Take a Look at Yourself
The first step is to take a look at yourself. Were you overly critical about the other person? Were you coming from a place of love or blame? Is it possible that perhaps you used some harsher words than you intended?
Before you start to treat this as a toxic relationship, consider where you might be at fault. This is not to invalidate your feelings or your experience, but just to look at the argument from a neutral perspective.
When trying to express your emotions in a way that is productive, it is important to stay calm. Letting the other person affect you emotionally and reacting instead of responding not only aggravates the situation, but it also makes you feel worse. So, if the other person begins to trigger you, it’s crucial to stay grounded and try to calm yourself.
Take a few slow, deep breaths. Actively relax your muscles. If you are on the phone or in a situation where you can distract yourself, try doodling, fidgeting with an object, or closing your eyes and visualizing a calm place.
Don’t Get Roped into an Argument
Once you are calm and grounded, you can be more intentional about how you respond. Resist the urge to reply with retorts, to blame, or to defend yourself. Aggravating an argument will only result in more tension, anger, and negativity, robbing you of your inner peace and mental wellbeing. Instead, try responding with something neutral, like “I’m sorry you are hurting so much and I get where you’re coming from.” By doing this, you won’t intensify the situation. You are validating their experience and expressing that you understand why they feel the way they do. Remember, it’s not worth your inner peace to ‘win’ the argument.

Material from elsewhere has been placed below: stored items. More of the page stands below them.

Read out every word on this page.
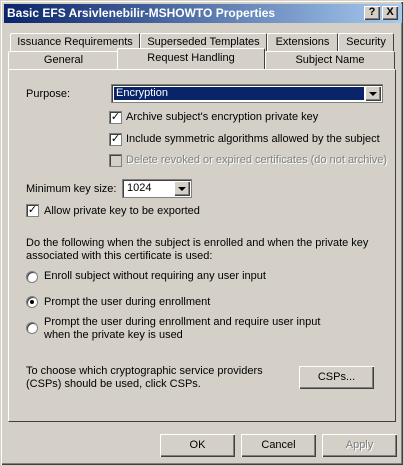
Basic EFS Arsivlenebilir-MSHOWTO Properties	? X
Issuance Requirements	Superseded Templates	Extensions	Security
General	Request Handling	Subject Name
Purpose:	Encryption
✓ Archive subject's encryption private key
✓ Include symmetric algorithms allowed by the subject
Delete revoked or expired certificates (do not archive)
Minimum key size: 1024
✓ Allow private key to be exported
Do the following when the subject is enrolled and when the private key associated with this certificate is used:
Enroll subject without requiring any user input
Prompt the user during enrollment
Prompt the user during enrollment and require user input when the private key is used
To choose which cryptographic service providers (CSPs) should be used, click CSPs.
CSPs...
OK	Cancel	Apply
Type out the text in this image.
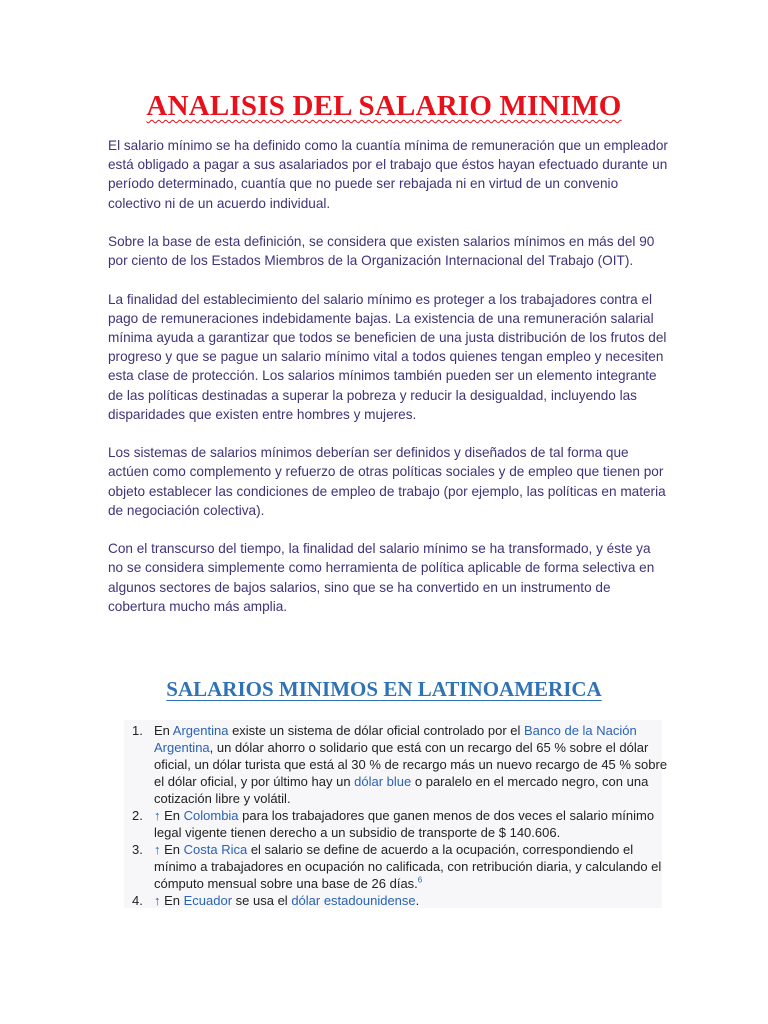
ANALISIS DEL SALARIO MINIMO

El salario mínimo se ha definido como la cuantía mínima de remuneración que un empleador está obligado a pagar a sus asalariados por el trabajo que éstos hayan efectuado durante un período determinado, cuantía que no puede ser rebajada ni en virtud de un convenio colectivo ni de un acuerdo individual.

Sobre la base de esta definición, se considera que existen salarios mínimos en más del 90 por ciento de los Estados Miembros de la Organización Internacional del Trabajo (OIT).

La finalidad del establecimiento del salario mínimo es proteger a los trabajadores contra el pago de remuneraciones indebidamente bajas. La existencia de una remuneración salarial mínima ayuda a garantizar que todos se beneficien de una justa distribución de los frutos del progreso y que se pague un salario mínimo vital a todos quienes tengan empleo y necesiten esta clase de protección. Los salarios mínimos también pueden ser un elemento integrante de las políticas destinadas a superar la pobreza y reducir la desigualdad, incluyendo las disparidades que existen entre hombres y mujeres.

Los sistemas de salarios mínimos deberían ser definidos y diseñados de tal forma que actúen como complemento y refuerzo de otras políticas sociales y de empleo que tienen por objeto establecer las condiciones de empleo de trabajo (por ejemplo, las políticas en materia de negociación colectiva).

Con el transcurso del tiempo, la finalidad del salario mínimo se ha transformado, y éste ya no se considera simplemente como herramienta de política aplicable de forma selectiva en algunos sectores de bajos salarios, sino que se ha convertido en un instrumento de cobertura mucho más amplia.

SALARIOS MINIMOS EN LATINOAMERICA
1. En Argentina existe un sistema de dólar oficial controlado por el Banco de la Nación Argentina, un dólar ahorro o solidario que está con un recargo del 65 % sobre el dólar oficial, un dólar turista que está al 30 % de recargo más un nuevo recargo de 45 % sobre el dólar oficial, y por último hay un dólar blue o paralelo en el mercado negro, con una cotización libre y volátil.
2. ↑ En Colombia para los trabajadores que ganen menos de dos veces el salario mínimo legal vigente tienen derecho a un subsidio de transporte de $ 140.606.
3. ↑ En Costa Rica el salario se define de acuerdo a la ocupación, correspondiendo el mínimo a trabajadores en ocupación no calificada, con retribución diaria, y calculando el cómputo mensual sobre una base de 26 días.$^6$
4. ↑ En Ecuador se usa el dólar estadounidense.
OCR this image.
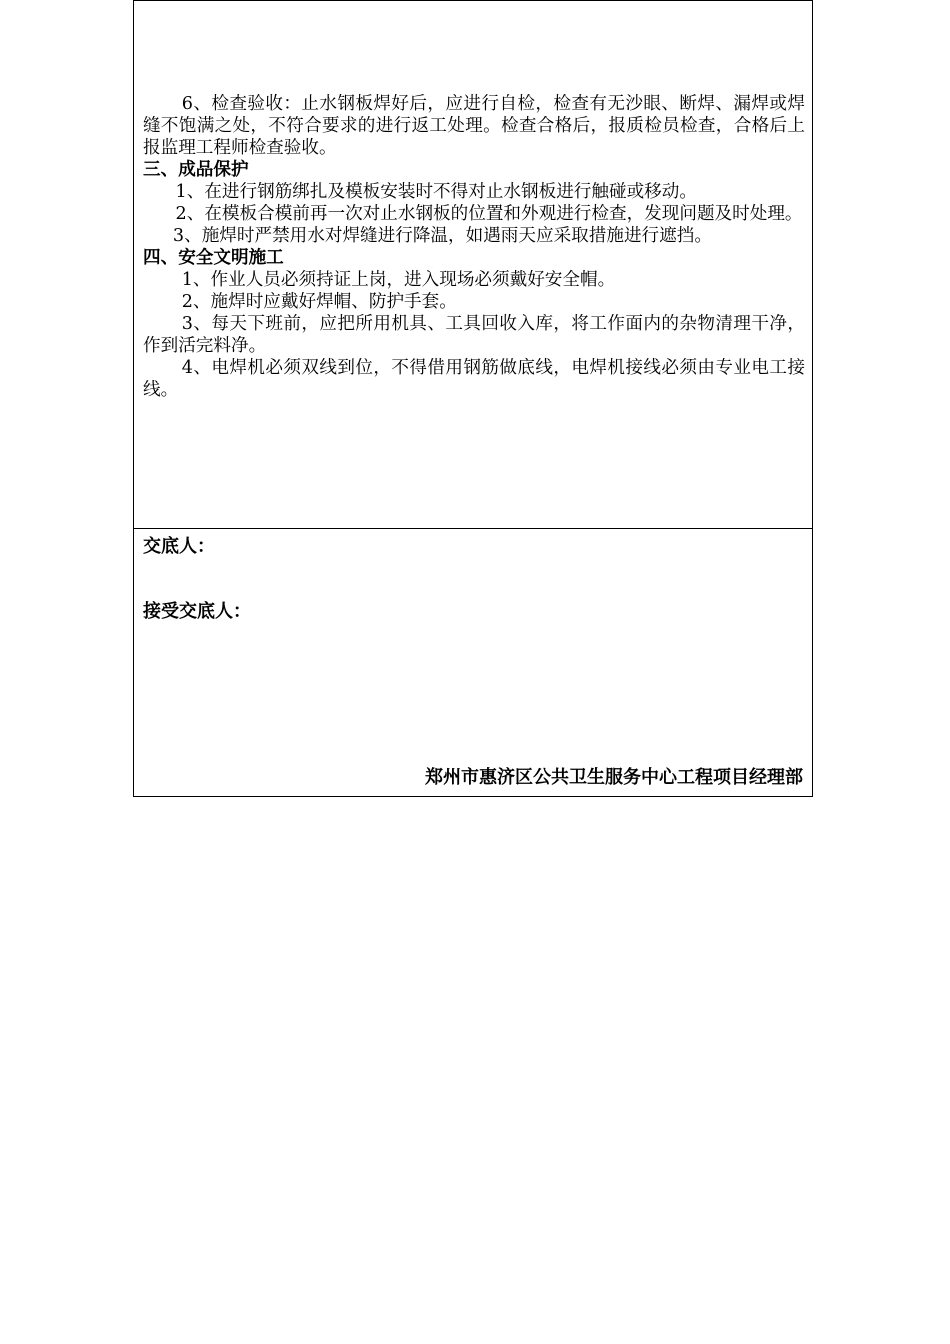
6、检查验收：止水钢板焊好后，应进行自检，检查有无沙眼、断焊、漏焊或焊缝不饱满之处，不符合要求的进行返工处理。检查合格后，报质检员检查，合格后上报监理工程师检查验收。

三、成品保护

1、在进行钢筋绑扎及模板安装时不得对止水钢板进行触碰或移动。

2、在模板合模前再一次对止水钢板的位置和外观进行检查，发现问题及时处理。

3、施焊时严禁用水对焊缝进行降温，如遇雨天应采取措施进行遮挡。

四、安全文明施工

1、作业人员必须持证上岗，进入现场必须戴好安全帽。

2、施焊时应戴好焊帽、防护手套。

3、每天下班前，应把所用机具、工具回收入库，将工作面内的杂物清理干净，作到活完料净。

4、电焊机必须双线到位，不得借用钢筋做底线，电焊机接线必须由专业电工接线。

交底人：
接受交底人：
郑州市惠济区公共卫生服务中心工程项目经理部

When dealing with someone who constantly picks fights with you and shows disrespect for your feelings, consider setting boundaries and limiting the amount of time you spend with them. If it is an elderly family member you feel responsible to take care of, hire a nurse instead. If it is a toxic friend, stop hanging out with them.

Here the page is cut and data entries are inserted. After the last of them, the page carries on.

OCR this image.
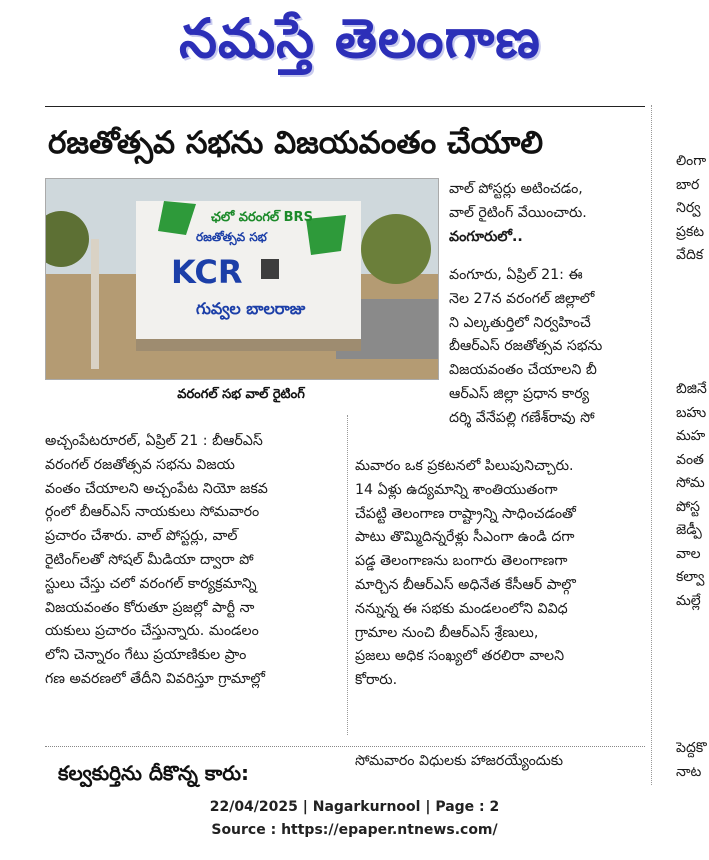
నమస్తే తెలంగాణ
రజతోత్సవ సభను విజయవంతం చేయాలి
ఛలో వరంగల్ BRS
రజతోత్సవ సభ
KCR
గువ్వల బాలరాజు
వరంగల్ సభ వాల్ రైటింగ్

అచ్చంపేటరూరల్, ఏప్రిల్ 21 : బీఆర్ఎస్

వరంగల్ రజతోత్సవ సభను విజయ

వంతం చేయాలని అచ్చంపేట నియో జకవ

ర్గంలో బీఆర్ఎస్ నాయకులు సోమవారం

ప్రచారం చేశారు. వాల్ పోస్టర్లు, వాల్

రైటింగ్‌లతో సోషల్ మీడియా ద్వారా పో

స్టులు చేస్తు చలో వరంగల్ కార్యక్రమాన్ని

విజయవంతం కోరుతూ ప్రజల్లో పార్టీ నా

యకులు ప్రచారం చేస్తున్నారు. మండలం

లోని చెన్నారం గేటు ప్రయాణికుల ప్రాం

గణ అవరణలో తేదీని వివరిస్తూ గ్రామాల్లో

వాల్ పోస్టర్లు అటించడం,

వాల్ రైటింగ్ వేయించారు.

వంగూరులో..

వంగూరు, ఏప్రిల్ 21: ఈ

నెల 27న వరంగల్ జిల్లాలో

ని ఎల్కతుర్తిలో నిర్వహించే

బీఆర్ఎస్ రజతోత్సవ సభను

విజయవంతం చేయాలని బీ

ఆర్ఎస్ జిల్లా ప్రధాన కార్య

దర్శి వేనేపల్లి గణేశ్‌రావు సో

మవారం ఒక ప్రకటనలో పిలుపునిచ్చారు.

14 ఏళ్లు ఉద్యమాన్ని శాంతియుతంగా

చేపట్టి తెలంగాణ రాష్ట్రాన్ని సాధించడంతో

పాటు తొమ్మిదిన్నరేళ్లు సీఎంగా ఉండి దగా

పడ్డ తెలంగాణను బంగారు తెలంగాణగా

మార్చిన బీఆర్ఎస్ అధినేత కేసీఆర్ పాల్గొ

నన్నున్న ఈ సభకు మండలంలోని వివిధ

గ్రామాల నుంచి బీఆర్ఎస్ శ్రేణులు,

ప్రజలు అధిక సంఖ్యలో తరలిరా వాలని

కోరారు.

కల్వకుర్తిను దీకొన్న కారు:	సోమవారం విధులకు హాజరయ్యేందుకు

లింగా

బార

నిర్వ

ప్రకట

వేదిక

బిజినే

బహు

మహ

వంత

సోమ

పోస్ట

జెడ్పీ

వాల

కల్వా

మల్లే

పెద్దకొ

నాట

22/04/2025 | Nagarkurnool | Page : 2
Source : https://epaper.ntnews.com/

Remind yourself that you are allowed to verbalize and express your feelings. Even when people don’t understand or react in a way different to what you expect, do not blame yourself. Stay positive and surround yourself with people who love and respect you. Besides talking about your feelings, you can also express your feelings through journaling, creating, or dancing. Prioritize your mental peace and well being because you deserve it.